Ocular hypotensive, vasorelaxant and cyclic AMP intermediation activities of clozapine displaying antiglaucoma properties

Abstract

Clozapine, an atypical antipsychotic agent with multiple receptor antagonist activities, was investigated in vivo and in vitro to discover its effects on intraocular pressure and blood flow, on the contractility of ciliary muscle and nonophthalmologic blood vessels, on calcium concentration in A7r5 smooth muscle cells, and on cyclic AMP intermediation. The adrenergic and muscarinic mechanisms involved in the above effects were also examined.
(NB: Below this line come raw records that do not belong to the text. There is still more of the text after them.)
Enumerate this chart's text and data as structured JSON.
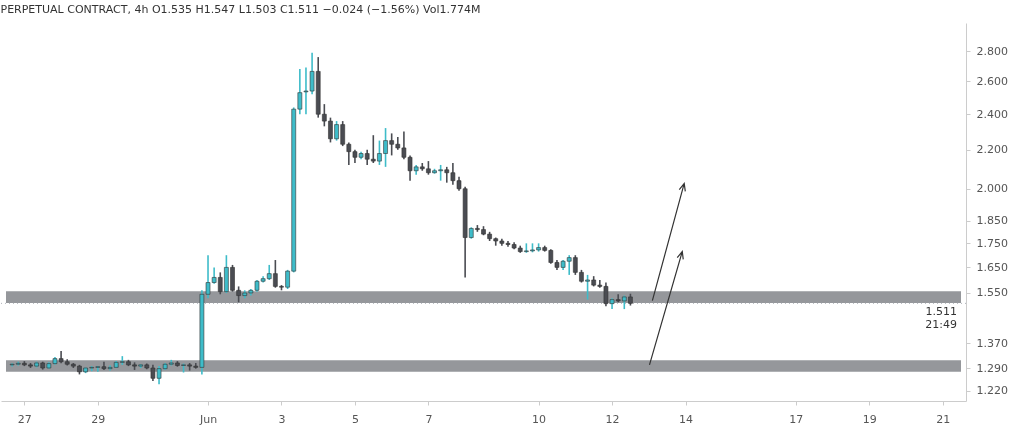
{
  "chart_data": {
    "type": "candlestick",
    "title": "PERPETUAL CONTRACT, 4h   O1.535  H1.547  L1.503  C1.511  −0.024 (−1.56%)  Vol1.774M",
    "x": [
      "--05-26T16:00",
      "--05-26T20:00",
      "--05-27T00:00",
      "--05-27T04:00",
      "--05-27T08:00",
      "--05-27T12:00",
      "--05-27T16:00",
      "--05-27T20:00",
      "--05-28T00:00",
      "--05-28T04:00",
      "--05-28T08:00",
      "--05-28T12:00",
      "--05-28T16:00",
      "--05-28T20:00",
      "--05-29T00:00",
      "--05-29T04:00",
      "--05-29T08:00",
      "--05-29T12:00",
      "--05-29T16:00",
      "--05-29T20:00",
      "--05-30T00:00",
      "--05-30T04:00",
      "--05-30T08:00",
      "--05-30T12:00",
      "--05-30T16:00",
      "--05-30T20:00",
      "--05-31T00:00",
      "--05-31T04:00",
      "--05-31T08:00",
      "--05-31T12:00",
      "--05-31T16:00",
      "--05-31T20:00",
      "--06-01T00:00",
      "--06-01T04:00",
      "--06-01T08:00",
      "--06-01T12:00",
      "--06-01T16:00",
      "--06-01T20:00",
      "--06-02T00:00",
      "--06-02T04:00",
      "--06-02T08:00",
      "--06-02T12:00",
      "--06-02T16:00",
      "--06-02T20:00",
      "--06-03T00:00",
      "--06-03T04:00",
      "--06-03T08:00",
      "--06-03T12:00",
      "--06-03T16:00",
      "--06-03T20:00",
      "--06-04T00:00",
      "--06-04T04:00",
      "--06-04T08:00",
      "--06-04T12:00",
      "--06-04T16:00",
      "--06-04T20:00",
      "--06-05T00:00",
      "--06-05T04:00",
      "--06-05T08:00",
      "--06-05T12:00",
      "--06-05T16:00",
      "--06-05T20:00",
      "--06-06T00:00",
      "--06-06T04:00",
      "--06-06T08:00",
      "--06-06T12:00",
      "--06-06T16:00",
      "--06-06T20:00",
      "--06-07T00:00",
      "--06-07T04:00",
      "--06-07T08:00",
      "--06-07T12:00",
      "--06-07T16:00",
      "--06-07T20:00",
      "--06-08T00:00",
      "--06-08T04:00",
      "--06-08T08:00",
      "--06-08T12:00",
      "--06-08T16:00",
      "--06-08T20:00",
      "--06-09T00:00",
      "--06-09T04:00",
      "--06-09T08:00",
      "--06-09T12:00",
      "--06-09T16:00",
      "--06-09T20:00",
      "--06-10T00:00",
      "--06-10T04:00",
      "--06-10T08:00",
      "--06-10T12:00",
      "--06-10T16:00",
      "--06-10T20:00",
      "--06-11T00:00",
      "--06-11T04:00",
      "--06-11T08:00",
      "--06-11T12:00",
      "--06-11T16:00",
      "--06-11T20:00",
      "--06-12T00:00",
      "--06-12T04:00",
      "--06-12T08:00",
      "--06-12T12:00"
    ],
    "ohlc": [
      [
        1.3,
        1.305,
        1.295,
        1.302
      ],
      [
        1.302,
        1.31,
        1.298,
        1.305
      ],
      [
        1.305,
        1.312,
        1.296,
        1.3
      ],
      [
        1.3,
        1.306,
        1.29,
        1.296
      ],
      [
        1.296,
        1.31,
        1.292,
        1.306
      ],
      [
        1.306,
        1.31,
        1.285,
        1.29
      ],
      [
        1.29,
        1.308,
        1.288,
        1.304
      ],
      [
        1.304,
        1.325,
        1.3,
        1.32
      ],
      [
        1.32,
        1.345,
        1.305,
        1.31
      ],
      [
        1.31,
        1.318,
        1.298,
        1.302
      ],
      [
        1.302,
        1.306,
        1.29,
        1.296
      ],
      [
        1.296,
        1.3,
        1.27,
        1.278
      ],
      [
        1.278,
        1.292,
        1.274,
        1.29
      ],
      [
        1.29,
        1.296,
        1.28,
        1.292
      ],
      [
        1.292,
        1.296,
        1.278,
        1.294
      ],
      [
        1.294,
        1.31,
        1.284,
        1.288
      ],
      [
        1.288,
        1.298,
        1.282,
        1.292
      ],
      [
        1.292,
        1.312,
        1.29,
        1.308
      ],
      [
        1.308,
        1.328,
        1.3,
        1.31
      ],
      [
        1.31,
        1.316,
        1.296,
        1.3
      ],
      [
        1.3,
        1.308,
        1.284,
        1.296
      ],
      [
        1.296,
        1.302,
        1.29,
        1.3
      ],
      [
        1.3,
        1.304,
        1.286,
        1.29
      ],
      [
        1.29,
        1.3,
        1.25,
        1.258
      ],
      [
        1.258,
        1.296,
        1.24,
        1.288
      ],
      [
        1.288,
        1.306,
        1.284,
        1.302
      ],
      [
        1.302,
        1.316,
        1.298,
        1.306
      ],
      [
        1.306,
        1.312,
        1.294,
        1.298
      ],
      [
        1.298,
        1.304,
        1.276,
        1.3
      ],
      [
        1.3,
        1.306,
        1.282,
        1.296
      ],
      [
        1.296,
        1.306,
        1.288,
        1.292
      ],
      [
        1.292,
        1.56,
        1.27,
        1.545
      ],
      [
        1.545,
        1.7,
        1.53,
        1.59
      ],
      [
        1.59,
        1.65,
        1.585,
        1.61
      ],
      [
        1.61,
        1.63,
        1.545,
        1.555
      ],
      [
        1.555,
        1.7,
        1.55,
        1.65
      ],
      [
        1.65,
        1.66,
        1.555,
        1.56
      ],
      [
        1.56,
        1.575,
        1.515,
        1.54
      ],
      [
        1.54,
        1.56,
        1.53,
        1.55
      ],
      [
        1.55,
        1.565,
        1.54,
        1.56
      ],
      [
        1.56,
        1.6,
        1.555,
        1.595
      ],
      [
        1.595,
        1.615,
        1.59,
        1.605
      ],
      [
        1.605,
        1.66,
        1.6,
        1.625
      ],
      [
        1.625,
        1.68,
        1.57,
        1.575
      ],
      [
        1.575,
        1.58,
        1.56,
        1.572
      ],
      [
        1.572,
        1.64,
        1.565,
        1.635
      ],
      [
        1.635,
        2.44,
        1.63,
        2.43
      ],
      [
        2.43,
        2.68,
        2.4,
        2.53
      ],
      [
        2.535,
        2.69,
        2.4,
        2.54
      ],
      [
        2.54,
        2.79,
        2.52,
        2.665
      ],
      [
        2.665,
        2.76,
        2.38,
        2.4
      ],
      [
        2.4,
        2.46,
        2.33,
        2.36
      ],
      [
        2.36,
        2.38,
        2.24,
        2.26
      ],
      [
        2.26,
        2.36,
        2.25,
        2.34
      ],
      [
        2.34,
        2.36,
        2.22,
        2.23
      ],
      [
        2.23,
        2.24,
        2.12,
        2.19
      ],
      [
        2.19,
        2.2,
        2.13,
        2.16
      ],
      [
        2.16,
        2.19,
        2.15,
        2.18
      ],
      [
        2.18,
        2.2,
        2.12,
        2.15
      ],
      [
        2.15,
        2.28,
        2.13,
        2.14
      ],
      [
        2.14,
        2.25,
        2.12,
        2.18
      ],
      [
        2.18,
        2.32,
        2.11,
        2.25
      ],
      [
        2.25,
        2.29,
        2.17,
        2.23
      ],
      [
        2.23,
        2.27,
        2.2,
        2.21
      ],
      [
        2.21,
        2.3,
        2.15,
        2.16
      ],
      [
        2.16,
        2.17,
        2.04,
        2.09
      ],
      [
        2.09,
        2.12,
        2.07,
        2.11
      ],
      [
        2.11,
        2.13,
        2.09,
        2.1
      ],
      [
        2.1,
        2.14,
        2.07,
        2.08
      ],
      [
        2.08,
        2.1,
        2.075,
        2.09
      ],
      [
        2.09,
        2.12,
        2.04,
        2.095
      ],
      [
        2.095,
        2.11,
        2.03,
        2.08
      ],
      [
        2.08,
        2.13,
        2.02,
        2.04
      ],
      [
        2.04,
        2.06,
        1.99,
        2.0
      ],
      [
        2.0,
        2.01,
        1.61,
        1.775
      ],
      [
        1.775,
        1.82,
        1.77,
        1.815
      ],
      [
        1.815,
        1.83,
        1.8,
        1.81
      ],
      [
        1.81,
        1.825,
        1.785,
        1.79
      ],
      [
        1.79,
        1.8,
        1.76,
        1.77
      ],
      [
        1.77,
        1.775,
        1.74,
        1.76
      ],
      [
        1.76,
        1.77,
        1.74,
        1.75
      ],
      [
        1.75,
        1.76,
        1.735,
        1.745
      ],
      [
        1.745,
        1.755,
        1.725,
        1.73
      ],
      [
        1.73,
        1.74,
        1.71,
        1.715
      ],
      [
        1.715,
        1.75,
        1.71,
        1.718
      ],
      [
        1.718,
        1.75,
        1.712,
        1.722
      ],
      [
        1.722,
        1.75,
        1.715,
        1.732
      ],
      [
        1.732,
        1.74,
        1.715,
        1.72
      ],
      [
        1.72,
        1.725,
        1.665,
        1.67
      ],
      [
        1.67,
        1.68,
        1.64,
        1.65
      ],
      [
        1.65,
        1.68,
        1.64,
        1.675
      ],
      [
        1.675,
        1.7,
        1.62,
        1.69
      ],
      [
        1.69,
        1.7,
        1.62,
        1.63
      ],
      [
        1.63,
        1.64,
        1.59,
        1.595
      ],
      [
        1.595,
        1.62,
        1.525,
        1.6
      ],
      [
        1.6,
        1.615,
        1.575,
        1.58
      ],
      [
        1.58,
        1.6,
        1.57,
        1.575
      ],
      [
        1.575,
        1.59,
        1.5,
        1.51
      ],
      [
        1.51,
        1.53,
        1.49,
        1.525
      ],
      [
        1.525,
        1.545,
        1.515,
        1.52
      ],
      [
        1.52,
        1.54,
        1.49,
        1.535
      ],
      [
        1.535,
        1.547,
        1.503,
        1.511
      ]
    ],
    "colors": [
      "#3ebcc9",
      "#3ebcc9",
      "#4a4c52",
      "#4a4c52",
      "#3ebcc9",
      "#4a4c52",
      "#3ebcc9",
      "#3ebcc9",
      "#4a4c52",
      "#4a4c52",
      "#4a4c52",
      "#4a4c52",
      "#3ebcc9",
      "#3ebcc9",
      "#3ebcc9",
      "#4a4c52",
      "#3ebcc9",
      "#3ebcc9",
      "#3ebcc9",
      "#4a4c52",
      "#4a4c52",
      "#3ebcc9",
      "#4a4c52",
      "#4a4c52",
      "#3ebcc9",
      "#3ebcc9",
      "#3ebcc9",
      "#4a4c52",
      "#3ebcc9",
      "#4a4c52",
      "#4a4c52",
      "#3ebcc9",
      "#3ebcc9",
      "#3ebcc9",
      "#4a4c52",
      "#3ebcc9",
      "#4a4c52",
      "#4a4c52",
      "#3ebcc9",
      "#3ebcc9",
      "#3ebcc9",
      "#3ebcc9",
      "#3ebcc9",
      "#4a4c52",
      "#4a4c52",
      "#3ebcc9",
      "#3ebcc9",
      "#3ebcc9",
      "#3ebcc9",
      "#3ebcc9",
      "#4a4c52",
      "#4a4c52",
      "#4a4c52",
      "#3ebcc9",
      "#4a4c52",
      "#4a4c52",
      "#4a4c52",
      "#3ebcc9",
      "#4a4c52",
      "#4a4c52",
      "#3ebcc9",
      "#3ebcc9",
      "#4a4c52",
      "#4a4c52",
      "#4a4c52",
      "#4a4c52",
      "#3ebcc9",
      "#4a4c52",
      "#4a4c52",
      "#3ebcc9",
      "#3ebcc9",
      "#4a4c52",
      "#4a4c52",
      "#4a4c52",
      "#4a4c52",
      "#3ebcc9",
      "#4a4c52",
      "#4a4c52",
      "#4a4c52",
      "#4a4c52",
      "#4a4c52",
      "#4a4c52",
      "#4a4c52",
      "#4a4c52",
      "#3ebcc9",
      "#3ebcc9",
      "#3ebcc9",
      "#4a4c52",
      "#4a4c52",
      "#4a4c52",
      "#3ebcc9",
      "#3ebcc9",
      "#4a4c52",
      "#4a4c52",
      "#3ebcc9",
      "#4a4c52",
      "#4a4c52",
      "#4a4c52",
      "#3ebcc9",
      "#4a4c52",
      "#3ebcc9",
      "#4a4c52"
    ],
    "xlim": [
      "--05-26T12:00",
      "--06-21T12:00"
    ],
    "xticks": [
      {
        "value": "--05-27",
        "label": "27"
      },
      {
        "value": "--05-29",
        "label": "29"
      },
      {
        "value": "--06-01",
        "label": "Jun"
      },
      {
        "value": "--06-03",
        "label": "3"
      },
      {
        "value": "--06-05",
        "label": "5"
      },
      {
        "value": "--06-07",
        "label": "7"
      },
      {
        "value": "--06-10",
        "label": "10"
      },
      {
        "value": "--06-12",
        "label": "12"
      },
      {
        "value": "--06-14",
        "label": "14"
      },
      {
        "value": "--06-17",
        "label": "17"
      },
      {
        "value": "--06-19",
        "label": "19"
      },
      {
        "value": "--06-21",
        "label": "21"
      }
    ],
    "ylim": [
      1.19,
      3.0
    ],
    "yticks": [
      {
        "value": 1.22,
        "label": "1.220"
      },
      {
        "value": 1.29,
        "label": "1.290"
      },
      {
        "value": 1.37,
        "label": "1.370"
      },
      {
        "value": 1.55,
        "label": "1.550"
      },
      {
        "value": 1.65,
        "label": "1.650"
      },
      {
        "value": 1.75,
        "label": "1.750"
      },
      {
        "value": 1.85,
        "label": "1.850"
      },
      {
        "value": 2.0,
        "label": "2.000"
      },
      {
        "value": 2.2,
        "label": "2.200"
      },
      {
        "value": 2.4,
        "label": "2.400"
      },
      {
        "value": 2.6,
        "label": "2.600"
      },
      {
        "value": 2.8,
        "label": "2.800"
      }
    ],
    "log": "y",
    "bands": [
      {
        "axis": "y",
        "from": 1.512,
        "to": 1.556,
        "color": "#7b7d82"
      },
      {
        "axis": "y",
        "from": 1.278,
        "to": 1.315,
        "color": "#7b7d82"
      }
    ],
    "ref_lines": [
      {
        "axis": "y",
        "value": 1.511,
        "label": "1.511",
        "color": "#b0b3ba",
        "line_style": "dotted"
      }
    ],
    "annotations": [
      "21:49"
    ]
  }
}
In rabbits, clozapine (0.1, 0.25, and 0.5%) prolonged (IOP) recovery time and inhibited IOP response. Clozapine (0.1 and 0.25%) also produced a significant increase in ocular blood flow in this iris, ciliary, retina, and choroid at 30 to 180 min after drug administration. In isolated guinea pig thoracic aorta, clozapine relaxed phenylephrine (10 μM)- and KCl (75 mM)-induced contractions, the estimated IC50 values being 20.4 ± 3.1 nM and 10.6 ± 1.8 μM, respectively. Clozapine (0.1–100 μM) inhibited phenylephrine (10 μM)-induced influx of Ca2+, the estimated IC50 value being 0.4 ± 0.1 nM. In isolated pig eye ciliary muscles, clozapine (1.0–100 μM) inhibited carbachol (10 μM)-induced contractions, the estimated IC50 value being 5.8 ± 1.2 μM. Clozapine (0.1–100 μM) increased cyclic AMP accumulation in pig's ciliary bodies, including ciliary process, ciliary muscle, and trabecular meshwork. Pretreatment with carbachol (100 μM) first decreased, then increased, clozapine-induced cyclic AMP accumulation. Studies of pretreatments with various muscarinic receptor antagonists at 100 μM revealed that pirenzepine significantly enhanced clozapine (100 μM)-induced cyclic AMP accumulations in trabecular meshwork, while 4-DAMP methiodide inhibited it in ciliary bodies, and methoctramine decreased it in ciliary process. The ocular hypotensive effects of clozapine may be mostly related to its muscarinic agonist/antagonist activities and associated cyclic AMP increasing activities, which lead to ciliary muscle relaxation and a possibly associated increase in uveoscleral outflow. Clozapine's ability to increase blood flow and relax vessels may be attributed to its ability to block α-adrenergic and decrease intracellular calcium. IOP is considered the major cause of glaucoma, and compounds which are capable of reducing IOP are considered useful for glaucoma treatment. Based on the results above, clozapine may potentially be important in the development of new antiglaucoma agents. Drug Dev. Res. 44:163–173, 1998. © 1998 Wiley-Liss, Inc.